Bimbola Oyesola, Geneva, Switzerland
Over 70 million people have been displaced globally by war, violence, and sometimes by the combination of poverty or climate change, the United Nations (UN) has said.
The United Nations High Commissioner for Refugees (UNHCR), Filippo Grandi, speaking at the ongoing 108th session of the International Labour Conference (ILC), which coincides with the Centenary celebration of the International Labour Organization (ILO) in Geneva, said as a result of being displaced, this category of people are fundamentally and often excluded from the transformation benefit enjoyed by others in the world of work.
Grandi, who was speaking at a Thematic Forum held during the ongoing Conference, said: “Eighty five per cent of refugees who are displaced – stateless people – are in poor and middle income countries. Most of their access to work is informal.

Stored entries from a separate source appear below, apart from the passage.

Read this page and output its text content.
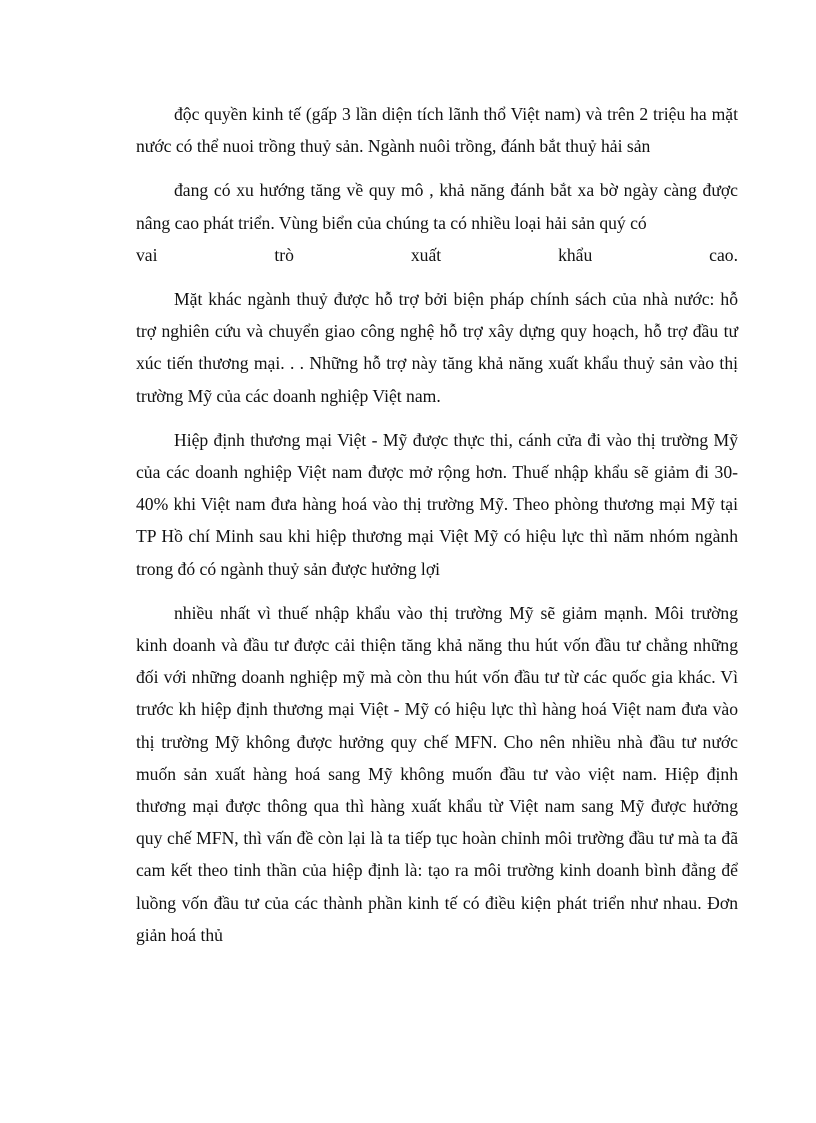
độc quyền kinh tế (gấp 3 lần diện tích lãnh thổ Việt nam) và trên 2 triệu ha mặt nước có thể nuoi trồng thuỷ sản. Ngành nuôi trồng, đánh bắt thuỷ hải sản

đang có xu hướng tăng về quy mô , khả năng đánh bắt xa bờ ngày càng được nâng cao phát triển. Vùng biển của chúng ta có nhiều loại hải sản quý có

vai	trò	xuất	khẩu	cao.

Mặt khác ngành thuỷ được hỗ trợ bởi biện pháp chính sách của nhà nước: hỗ trợ nghiên cứu và chuyển giao công nghệ hỗ trợ xây dựng quy hoạch, hỗ trợ đầu tư xúc tiến thương mại. . . Những hỗ trợ này tăng khả năng xuất khẩu thuỷ sản vào thị trường Mỹ của các doanh nghiệp Việt nam.

Hiệp định thương mại Việt - Mỹ được thực thi, cánh cửa đi vào thị trường Mỹ của các doanh nghiệp Việt nam được mở rộng hơn. Thuế nhập khẩu sẽ giảm đi 30-40% khi Việt nam đưa hàng hoá vào thị trường Mỹ. Theo phòng thương mại Mỹ tại TP Hồ chí Minh sau khi hiệp thương mại Việt Mỹ có hiệu lực thì năm nhóm ngành trong đó có ngành thuỷ sản được hưởng lợi

nhiều nhất vì thuế nhập khẩu vào thị trường Mỹ sẽ giảm mạnh. Môi trường kinh doanh và đầu tư được cải thiện tăng khả năng thu hút vốn đầu tư chẳng những đối với những doanh nghiệp mỹ mà còn thu hút vốn đầu tư từ các quốc gia khác. Vì trước kh hiệp định thương mại Việt - Mỹ có hiệu lực thì hàng hoá Việt nam đưa vào thị trường Mỹ không được hưởng quy chế MFN. Cho nên nhiều nhà đầu tư nước muốn sản xuất hàng hoá sang Mỹ không muốn đầu tư vào việt nam. Hiệp định thương mại được thông qua thì hàng xuất khẩu từ Việt nam sang Mỹ được hưởng quy chế MFN, thì vấn đề còn lại là ta tiếp tục hoàn chỉnh môi trường đầu tư mà ta đã cam kết theo tinh thần của hiệp định là: tạo ra môi trường kinh doanh bình đẳng để luồng vốn đầu tư của các thành phần kinh tế có điều kiện phát triển như nhau. Đơn giản hoá thủ
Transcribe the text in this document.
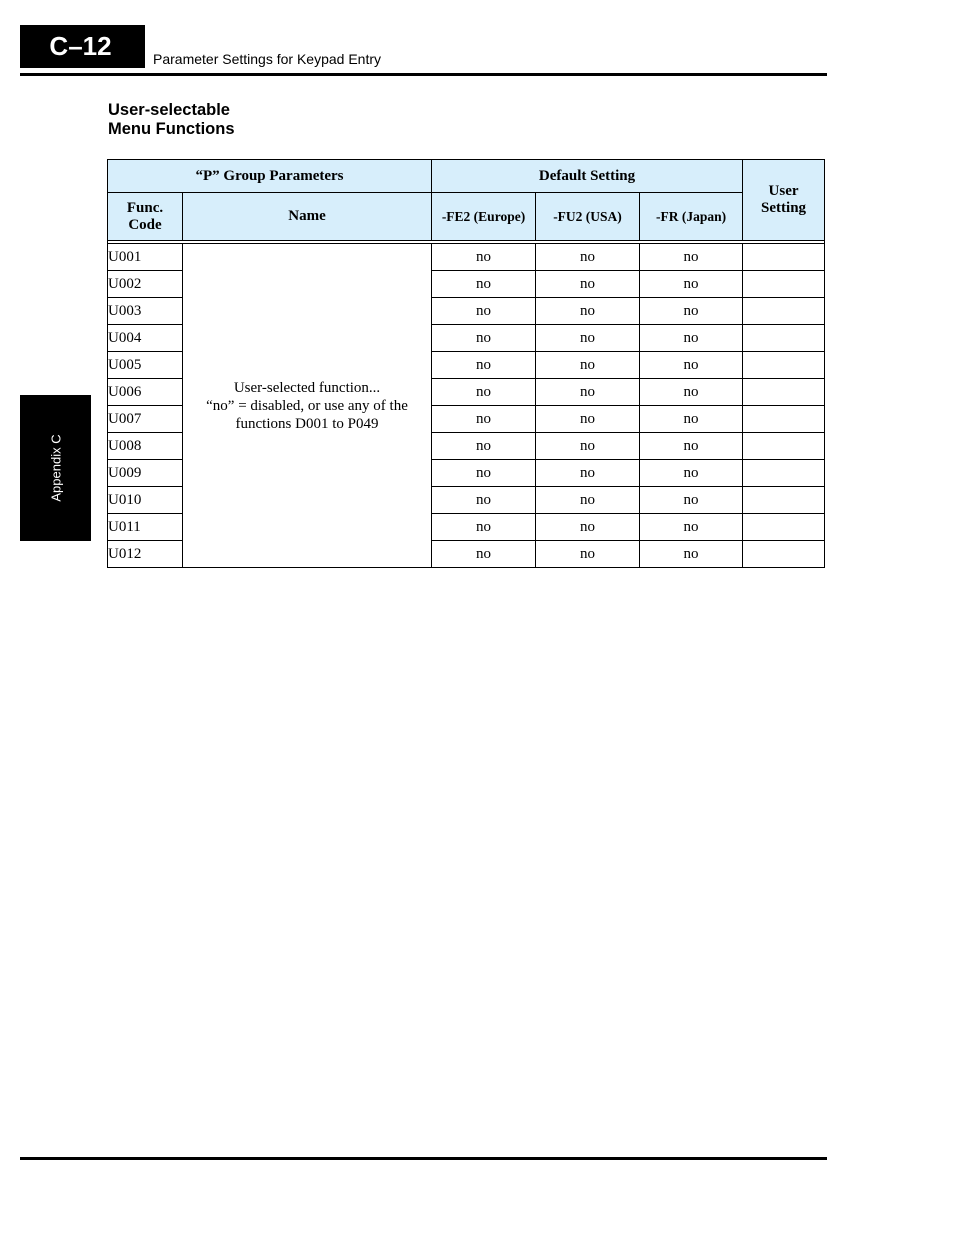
C–12	Parameter Settings for Keypad Entry
Appendix C
User-selectable
Menu Functions
“P” Group Parameters		Default Setting			User
Setting

Func.
Code	Name	-FE2 (Europe)	-FU2 (USA)	-FR (Japan)	

U001	User-selected function...
“no” = disabled, or use any of the
functions D001 to P049	no	no	no	
U002		no	no	no	
U003		no	no	no	
U004		no	no	no	
U005		no	no	no	
U006		no	no	no	
U007		no	no	no	
U008		no	no	no	
U009		no	no	no	
U010		no	no	no	
U011		no	no	no	
U012		no	no	no	
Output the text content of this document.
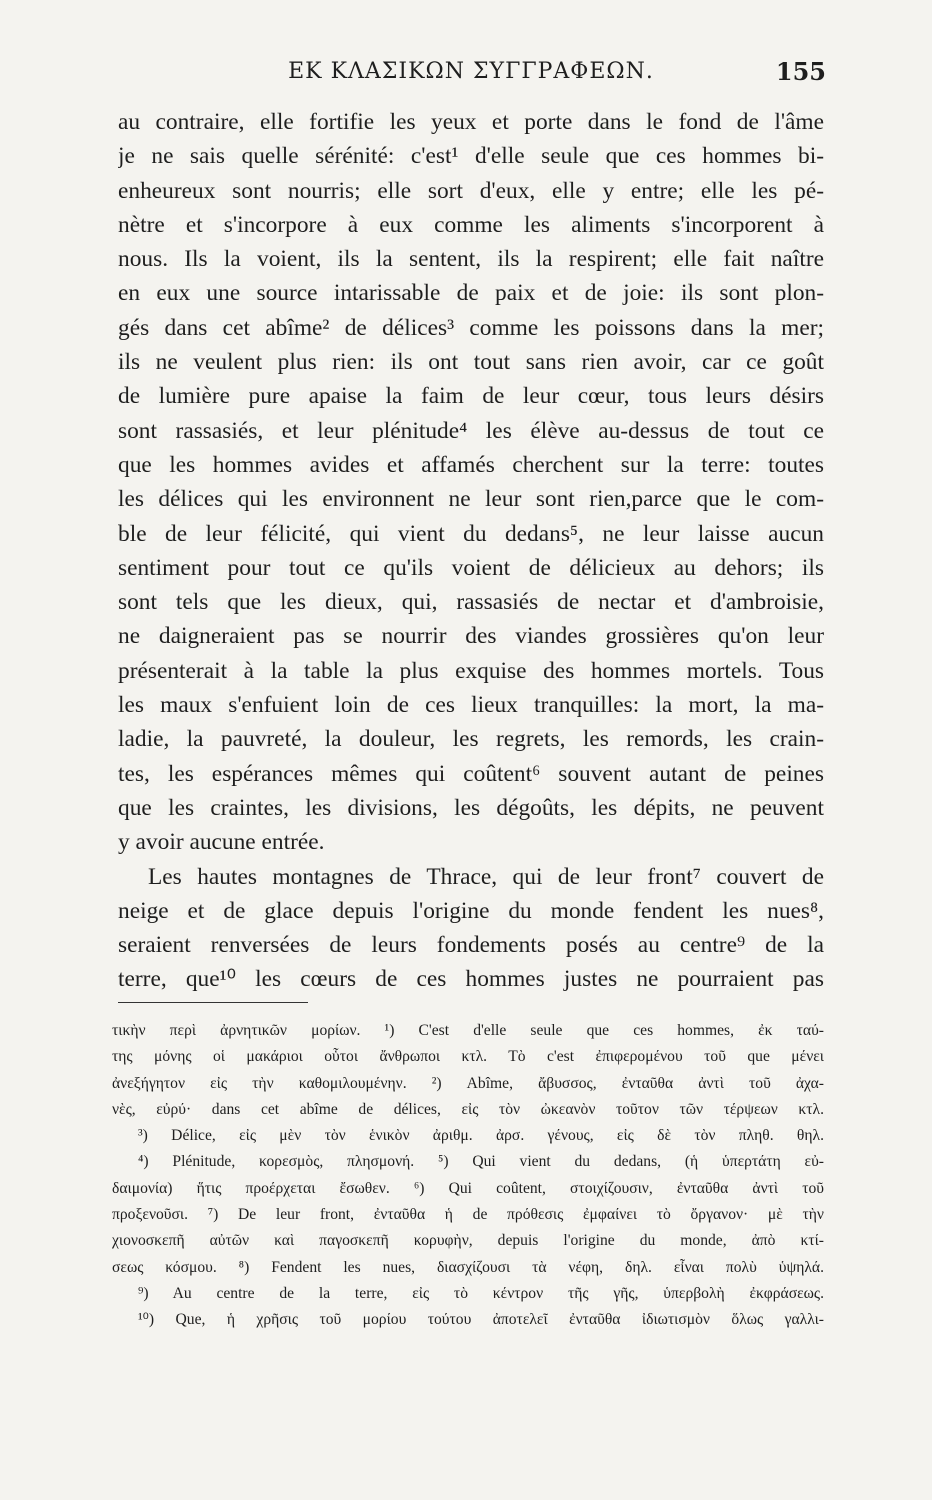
ΕΚ ΚΛΑΣΙΚΩΝ ΣΥΓΓΡΑΦΕΩΝ.	155
au contraire, elle fortifie les yeux et porte dans le fond de l'âme
je ne sais quelle sérénité: c'est¹ d'elle seule que ces hommes bi-
enheureux sont nourris; elle sort d'eux, elle y entre; elle les pé-
nètre et s'incorpore à eux comme les aliments s'incorporent à
nous. Ils la voient, ils la sentent, ils la respirent; elle fait naître
en eux une source intarissable de paix et de joie: ils sont plon-
gés dans cet abîme² de délices³ comme les poissons dans la mer;
ils ne veulent plus rien: ils ont tout sans rien avoir, car ce goût
de lumière pure apaise la faim de leur cœur, tous leurs désirs
sont rassasiés, et leur plénitude⁴ les élève au-dessus de tout ce
que les hommes avides et affamés cherchent sur la terre: toutes
les délices qui les environnent ne leur sont rien,parce que le com-
ble de leur félicité, qui vient du dedans⁵, ne leur laisse aucun
sentiment pour tout ce qu'ils voient de délicieux au dehors; ils
sont tels que les dieux, qui, rassasiés de nectar et d'ambroisie,
ne daigneraient pas se nourrir des viandes grossières qu'on leur
présenterait à la table la plus exquise des hommes mortels. Tous
les maux s'enfuient loin de ces lieux tranquilles: la mort, la ma-
ladie, la pauvreté, la douleur, les regrets, les remords, les crain-
tes, les espérances mêmes qui coûtent⁶ souvent autant de peines
que les craintes, les divisions, les dégoûts, les dépits, ne peuvent
y avoir aucune entrée.
Les hautes montagnes de Thrace, qui de leur front⁷ couvert de
neige et de glace depuis l'origine du monde fendent les nues⁸,
seraient renversées de leurs fondements posés au centre⁹ de la
terre, que¹⁰ les cœurs de ces hommes justes ne pourraient pas
τικὴν περὶ ἀρνητικῶν μορίων. ¹) C'est d'elle seule que ces hommes, ἐκ ταύ-
της μόνης οἱ μακάριοι οὗτοι ἄνθρωποι κτλ. Τὸ c'est ἐπιφερομένου τοῦ que μένει
ἀνεξήγητον εἰς τὴν καθομιλουμένην. ²) Abîme, ἄβυσσος, ἐνταῦθα ἀντὶ τοῦ ἀχα-
νὲς, εὐρύ· dans cet abîme de délices, εἰς τὸν ὠκεανὸν τοῦτον τῶν τέρψεων κτλ.
³) Délice, εἰς μὲν τὸν ἑνικὸν ἀριθμ. ἀρσ. γένους, εἰς δὲ τὸν πληθ. θηλ.
⁴) Plénitude, κορεσμὸς, πλησμονή. ⁵) Qui vient du dedans, (ἡ ὑπερτάτη εὐ-
δαιμονία) ἥτις προέρχεται ἔσωθεν. ⁶) Qui coûtent, στοιχίζουσιν, ἐνταῦθα ἀντὶ τοῦ
προξενοῦσι. ⁷) De leur front, ἐνταῦθα ἡ de πρόθεσις ἐμφαίνει τὸ ὄργανον· μὲ τὴν
χιονοσκεπῆ αὐτῶν καὶ παγοσκεπῆ κορυφὴν, depuis l'origine du monde, ἀπὸ κτί-
σεως κόσμου. ⁸) Fendent les nues, διασχίζουσι τὰ νέφη, δηλ. εἶναι πολὺ ὑψηλά.
⁹) Au centre de la terre, εἰς τὸ κέντρον τῆς γῆς, ὑπερβολὴ ἐκφράσεως.
¹⁰) Que, ἡ χρῆσις τοῦ μορίου τούτου ἀποτελεῖ ἐνταῦθα ἰδιωτισμὸν ὅλως γαλλι-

“Their exclusion is multiple and has a lot of impact on their ability to work. They have no documentation, and often no freedom of movement. They are excluded from financial services and the digital gap is particularly big, and education is a remote opportunity.”
Meanwhile, Labour experts who spoke at the special forum, said advances in technology such as artificial intelligence, automation and robotics would create new jobs.
But they added that workers should adjust to the challenges created in the world of work, to be able to cope with the new trend.
Speakers at the thematic forum discussed how to manage the way digital technologies are transforming the world of work, so that they lead to the creation of decent work.
The debate was held at the ILO Centenary Conference.; and the participants were made up of representatives of workers, employers, governments, the private sector and international organizations.
According to them, such challenges have made it necessary for workers to continually “re-skill and up-skill” over the life course.
The Deputy Director-General for Field Operations and Partnerships of the ILO, Moussa Oumarou, who set the stage for the discussion stressed the need to urgently tackle the mounting challenges in the world of work.
He said: “Advances in technology – artificial intelligence, automation and robotics – are all going to create new jobs. But some people will have to adapt, and it’s up to us to work collectively to ensure that the social safety net enables them to manage this transition successfully.
“Skills are part of the picture. Today’s skills will not match the jobs of tomorrow, and recently acquired know-how risks being quickly outdated.”
Also, the Secretary General of the Organisation for Economic Co-operation and Development (OECD), Jose Angel Gurría Trevino, stated that the forces of digitalisation, globalisation and demographic change would provide great potential to improve lives; adding that four out of 10 jobs created in OECD countries now are in digital-intensive sectors.
He stated: “But at the same time, 14 per cent of the workforce today is highly exposed to being displaced by technology, an additional 32 per cent being disrupted by technology. So about half the workforce altogether is impacted by technology; about half the workforce is not prepared for operating in highly technological work environments.”